2. Operating lease (sewa menyewa biasa)
Dalam sewa guna usaha ini, perusahaan sewa guna usaha membeli barang modal dan selanjutnya disewagunakan kepada penyewa guna usaha. Berbeda dengan finance lease, jumlah seluruh pembayaran sewa guna usaha berkala dalam operating lease tidak mencakup jumlah biaya yang dikeluarkan untuk memperoleh barang modal tersebut berikut dengan bunganya.
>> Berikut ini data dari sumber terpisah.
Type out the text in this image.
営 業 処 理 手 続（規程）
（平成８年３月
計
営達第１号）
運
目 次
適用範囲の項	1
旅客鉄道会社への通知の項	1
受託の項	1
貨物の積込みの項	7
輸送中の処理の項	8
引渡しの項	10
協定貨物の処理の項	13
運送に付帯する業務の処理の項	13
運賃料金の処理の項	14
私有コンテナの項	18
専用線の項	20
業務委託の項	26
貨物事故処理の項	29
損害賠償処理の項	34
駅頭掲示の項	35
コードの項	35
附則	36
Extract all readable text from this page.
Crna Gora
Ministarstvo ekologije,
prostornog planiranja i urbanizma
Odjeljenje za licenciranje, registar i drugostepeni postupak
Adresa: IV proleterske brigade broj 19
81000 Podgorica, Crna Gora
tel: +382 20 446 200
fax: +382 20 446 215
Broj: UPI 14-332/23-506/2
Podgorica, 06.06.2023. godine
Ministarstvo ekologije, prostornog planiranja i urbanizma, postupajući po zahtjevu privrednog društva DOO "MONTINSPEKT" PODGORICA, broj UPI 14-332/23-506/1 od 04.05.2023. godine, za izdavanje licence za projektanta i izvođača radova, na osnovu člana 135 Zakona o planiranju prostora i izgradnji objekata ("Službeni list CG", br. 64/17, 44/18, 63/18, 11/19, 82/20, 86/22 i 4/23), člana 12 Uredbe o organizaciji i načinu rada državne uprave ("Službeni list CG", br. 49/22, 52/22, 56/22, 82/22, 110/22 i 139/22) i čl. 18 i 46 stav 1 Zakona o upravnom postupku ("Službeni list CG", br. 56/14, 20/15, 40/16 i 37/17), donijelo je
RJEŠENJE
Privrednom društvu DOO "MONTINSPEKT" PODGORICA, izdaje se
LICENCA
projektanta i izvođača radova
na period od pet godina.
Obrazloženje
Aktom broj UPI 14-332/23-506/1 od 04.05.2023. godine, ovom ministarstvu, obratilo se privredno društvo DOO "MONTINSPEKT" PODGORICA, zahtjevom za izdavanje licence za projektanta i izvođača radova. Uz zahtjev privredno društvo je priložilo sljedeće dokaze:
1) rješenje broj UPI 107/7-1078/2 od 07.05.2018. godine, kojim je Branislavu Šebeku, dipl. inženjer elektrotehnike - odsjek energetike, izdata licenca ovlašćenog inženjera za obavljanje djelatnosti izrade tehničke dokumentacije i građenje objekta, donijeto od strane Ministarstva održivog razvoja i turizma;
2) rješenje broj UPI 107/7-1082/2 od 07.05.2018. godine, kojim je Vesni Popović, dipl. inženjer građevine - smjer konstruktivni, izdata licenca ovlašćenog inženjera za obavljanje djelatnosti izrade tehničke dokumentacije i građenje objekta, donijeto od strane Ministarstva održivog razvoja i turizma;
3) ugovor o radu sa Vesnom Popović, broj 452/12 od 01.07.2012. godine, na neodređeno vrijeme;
Perbedaan ini disebabkan perusahaan sewa guna usaha mengharapkan keuntungan justru dari penjualan barang modal yang disewa guna usahakan atau melalui beberapa kontrak sewa guna usaha lainnya.
Perusahaan sewa guna usaha dalam operating lease biasanya bertanggung jawab atas biaya – biaya pelaksanaan sewa guna usaha seperti asuransi, pajak maupun pemeliharaan barang modal yang bersangkutan.
3. Sales – Typed Lease (sewa guna usaha penjualan)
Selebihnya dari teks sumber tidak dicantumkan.